As long as there are East Carolinas out there willing to go anywhere at anytime to get their faces refitted for a big paycheck, bake-sale scheduling will continue to spread. The have-nots, with small stadiums and nobody in them, need the big one-time payday from the haves to keep their athletic departments breathing. "The Washington States of this world go to Michigan, go to Tennessee, go to Ohio State as sacrificial lambs," says Walden. "We're being paid to come in and get our brains knocked out. And that's what it takes to balance a budget. There are 40 schools in this country who don't understand what we're saying. They've never been a have-not. All they know is, when they say, 'Give me a plane,' somebody starts an engine."

The people getting abused in these mercenary missions aren't athletic directors. They're players. "A kid goes down and plays two big powers in a row," says ESPN's Beano Cook. "Then, when it's time for the kid to come home and play somebody on his own level, he's too beat-up to play well, and he loses. It's unfair to the kid."

Not to lecture, but there are cures. For one thing, the AP poll could reduce its bank of 62 voters to 10 or 15 knowledgeable writers and broadcasters who know the difference between Georgia and George Mason. Second (stop us if you've heard this one), a playoff system could be installed. You can keep the bowls. Have the winners of the four best bowl games (as selected by the AP) play on the two Saturdays following the bowls. It's not too painful. Promise. This season, for instance, we would have played it all off, picked a true national champion and gotten everybody back to school by Jan. 19.

Most important, Fred Fan should use his Saturdays to regrout the bathtub. Anything to stay away from the stadium. As long as he's willing to plunk down $14 to watch Arkansas turn Drillbit Tech into Cream of Wheat, Drillbit will keep getting scheduled and nothing will change.

Changes need to be made for the game's sake. And if not for the game's sake, at least for East Carolina's.



East Carolina was thrown, consecutively, to Nittany Lions (above) and Auburn Tigers.



Florida may have become weary of battling the Hurricanes (in white) every year, but...the Gators seem to have a big appetite for patsies like Kent State (above), which fell 52-9. In '87 they take on Tulsa and Wichita State.



[See caption above.]


The art of scheduling entails not only whom you play, but also when you play 'em. The harder the opponent, the softer the marshmallow you want the preceding week.
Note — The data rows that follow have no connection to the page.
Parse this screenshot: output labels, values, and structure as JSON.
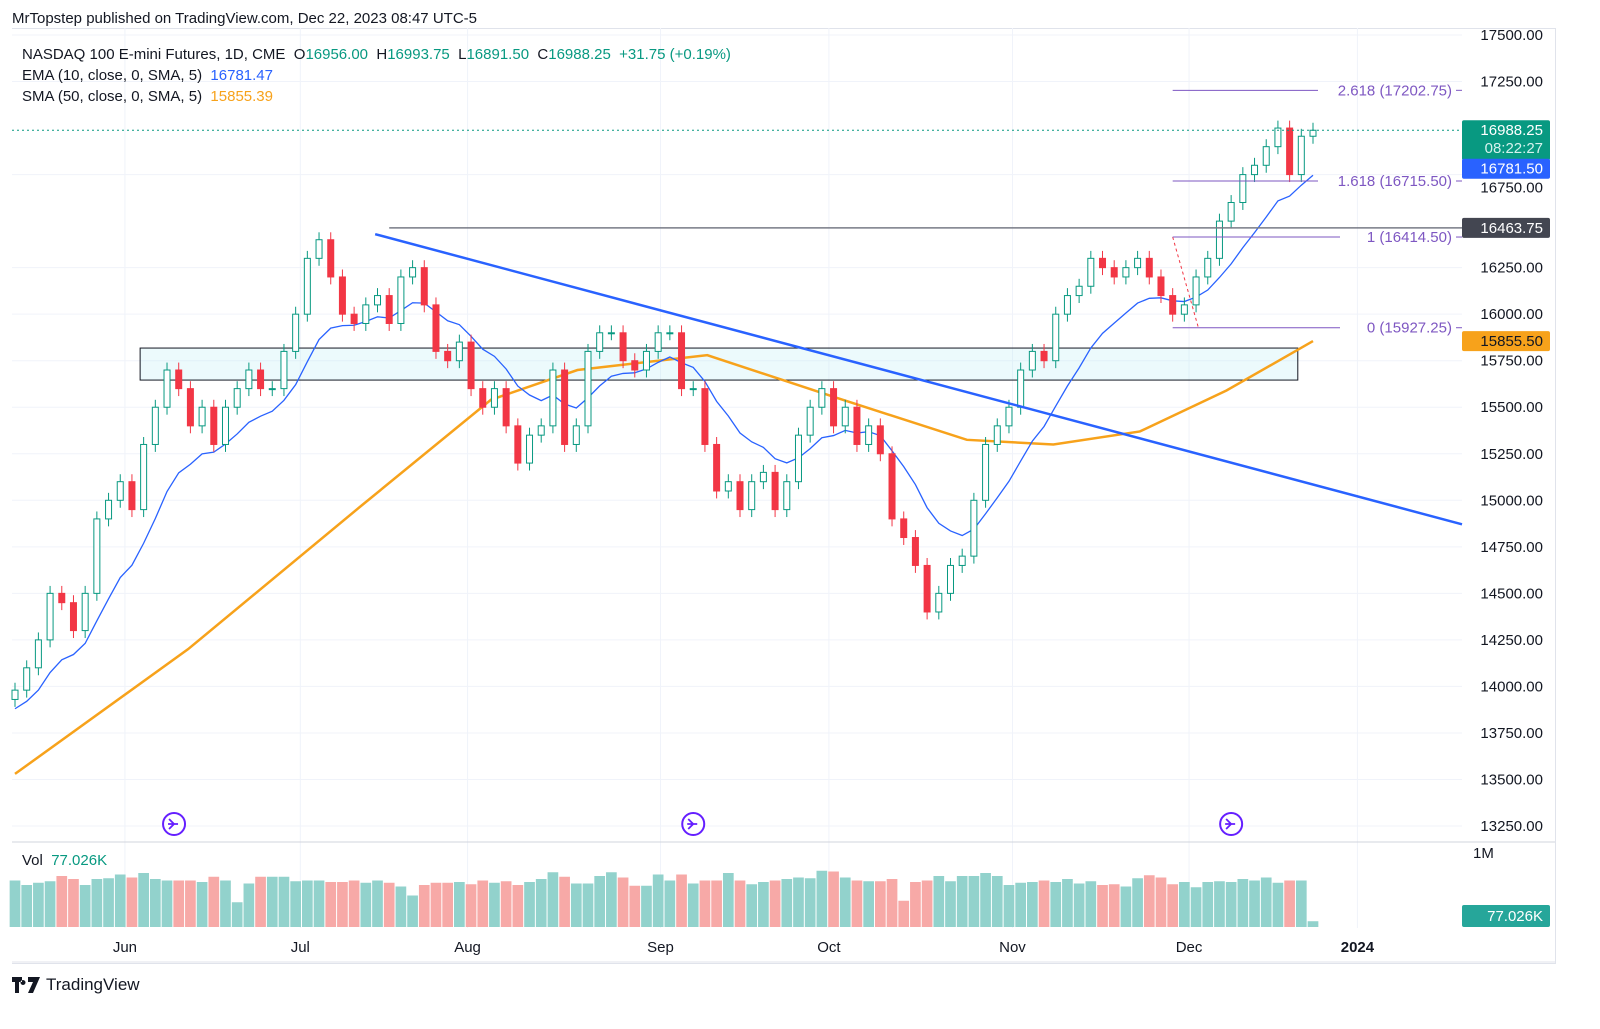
{
  "header": {
    "published": "MrTopstep published on TradingView.com, Dec 22, 2023 08:47 UTC-5"
  },
  "legend": {
    "symbol": "NASDAQ 100 E-mini Futures, 1D, CME",
    "o_label": "O",
    "o": "16956.00",
    "h_label": "H",
    "h": "16993.75",
    "l_label": "L",
    "l": "16891.50",
    "c_label": "C",
    "c": "16988.25",
    "change": "+31.75 (+0.19%)",
    "ema_label": "EMA (10, close, 0, SMA, 5)",
    "ema_value": "16781.47",
    "sma_label": "SMA (50, close, 0, SMA, 5)",
    "sma_value": "15855.39"
  },
  "volume": {
    "label": "Vol",
    "value": "77.026K",
    "axis_label": "1M",
    "badge": "77.026K"
  },
  "price_badges": {
    "last": "16988.25",
    "countdown": "08:22:27",
    "ema": "16781.50",
    "hline": "16463.75",
    "sma": "15855.50"
  },
  "colors": {
    "up": "#089981",
    "down": "#f23645",
    "vol_up": "#92d2cc",
    "vol_down": "#f7a9a7",
    "ema": "#2962ff",
    "sma": "#f7a21b",
    "trend": "#2962ff",
    "fib": "#7e57c2",
    "badge_dark": "#434651"
  },
  "footer": {
    "brand": "TradingView"
  },
  "chart_data": {
    "type": "candlestick",
    "title": "NASDAQ 100 E-mini Futures, 1D, CME",
    "ylim": [
      13150,
      17550
    ],
    "y_ticks": [
      "17500.00",
      "17250.00",
      "16750.00",
      "16250.00",
      "16000.00",
      "15750.00",
      "15500.00",
      "15250.00",
      "15000.00",
      "14750.00",
      "14500.00",
      "14250.00",
      "14000.00",
      "13750.00",
      "13500.00",
      "13250.00"
    ],
    "x_ticks": [
      {
        "label": "Jun",
        "bar": 9.4
      },
      {
        "label": "Jul",
        "bar": 24.4
      },
      {
        "label": "Aug",
        "bar": 38.7
      },
      {
        "label": "Sep",
        "bar": 55.2
      },
      {
        "label": "Oct",
        "bar": 69.6
      },
      {
        "label": "Nov",
        "bar": 85.3
      },
      {
        "label": "Dec",
        "bar": 100.4
      },
      {
        "label": "2024",
        "bar": 114.8
      }
    ],
    "closes": [
      13980,
      14100,
      14250,
      14500,
      14450,
      14300,
      14500,
      14900,
      15000,
      15100,
      14950,
      15300,
      15500,
      15700,
      15600,
      15400,
      15500,
      15300,
      15500,
      15600,
      15700,
      15600,
      15600,
      15800,
      16000,
      16300,
      16400,
      16200,
      16000,
      15950,
      16050,
      16100,
      15950,
      16200,
      16250,
      16050,
      15800,
      15750,
      15850,
      15600,
      15500,
      15600,
      15400,
      15200,
      15350,
      15400,
      15700,
      15300,
      15400,
      15800,
      15900,
      15900,
      15750,
      15700,
      15800,
      15900,
      15900,
      15600,
      15600,
      15300,
      15050,
      15100,
      14950,
      15100,
      15150,
      14950,
      15100,
      15350,
      15500,
      15600,
      15400,
      15500,
      15300,
      15400,
      15250,
      14900,
      14800,
      14650,
      14400,
      14500,
      14650,
      14700,
      15000,
      15300,
      15400,
      15500,
      15700,
      15800,
      15750,
      16000,
      16100,
      16150,
      16300,
      16250,
      16200,
      16250,
      16300,
      16200,
      16100,
      16000,
      16050,
      16200,
      16300,
      16500,
      16600,
      16750,
      16800,
      16900,
      17000,
      16750,
      16956,
      16988.25
    ],
    "volumes": [
      620000,
      560000,
      590000,
      610000,
      680000,
      640000,
      560000,
      640000,
      650000,
      700000,
      660000,
      720000,
      640000,
      620000,
      620000,
      620000,
      600000,
      670000,
      620000,
      330000,
      580000,
      670000,
      670000,
      670000,
      610000,
      620000,
      620000,
      600000,
      600000,
      620000,
      590000,
      620000,
      590000,
      540000,
      420000,
      560000,
      590000,
      590000,
      600000,
      570000,
      620000,
      590000,
      610000,
      560000,
      600000,
      640000,
      730000,
      670000,
      580000,
      580000,
      680000,
      730000,
      660000,
      550000,
      550000,
      700000,
      620000,
      700000,
      580000,
      620000,
      620000,
      720000,
      620000,
      570000,
      600000,
      620000,
      640000,
      660000,
      650000,
      750000,
      740000,
      660000,
      620000,
      610000,
      610000,
      640000,
      350000,
      600000,
      620000,
      680000,
      610000,
      680000,
      680000,
      720000,
      680000,
      560000,
      590000,
      600000,
      620000,
      600000,
      640000,
      580000,
      610000,
      560000,
      570000,
      540000,
      650000,
      690000,
      660000,
      570000,
      600000,
      530000,
      600000,
      610000,
      600000,
      640000,
      620000,
      660000,
      590000,
      620000,
      620000,
      77026
    ],
    "sma50": [
      [
        0,
        13530
      ],
      [
        20,
        14200
      ],
      [
        40,
        14970
      ],
      [
        55,
        15540
      ],
      [
        65,
        15700
      ],
      [
        80,
        15780
      ],
      [
        95,
        15550
      ],
      [
        110,
        15325
      ],
      [
        120,
        15300
      ],
      [
        130,
        15370
      ],
      [
        140,
        15590
      ],
      [
        150,
        15855.39
      ]
    ],
    "drawings": {
      "trendline": {
        "from": [
          30.8,
          16430
        ],
        "to": [
          123.8,
          14870
        ]
      },
      "support_zone": {
        "from_bar": 10.7,
        "to_bar": 109.7,
        "top": 15818,
        "bottom": 15646
      },
      "resistance_line": {
        "bar": 32,
        "price": 16463.75
      },
      "fib": {
        "from_bar": 99,
        "anchor_top": 16414.5,
        "anchor_bottom": 15927.25,
        "levels": [
          {
            "label": "2.618 (17202.75)",
            "price": 17202.75
          },
          {
            "label": "1.618 (16715.50)",
            "price": 16715.5
          },
          {
            "label": "1 (16414.50)",
            "price": 16414.5
          },
          {
            "label": "0 (15927.25)",
            "price": 15927.25
          }
        ]
      }
    },
    "events": [
      {
        "bar": 13.6
      },
      {
        "bar": 58
      },
      {
        "bar": 104
      }
    ]
  }
}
For instance, by season's end:

Auburn will have played East Carolina before Tennessee, Cincinnati before Georgia and nobody before Alabama.

Alabama will have played Memphis State before Tennessee and nobody before Auburn.

Oklahoma will have played Kansas State before Texas.

Texas will have played Rice before Oklahoma.

Miami will have played nobody before Oklahoma and nobody before Florida State.

Florida State will have played Toledo before Nebraska, Louisville before Miami and nobody before Florida.

Arizona State will have played Wichita State before Arizona.

Of course, this setup stuff works both ways. The week before playing Miami, the Hurricanes' opponents will have played Georgia Southern. Kansas State, Minnesota, Western Illinois, Virginia Tech, Penn State, Louisville, Syracuse, New Mexico and nobody.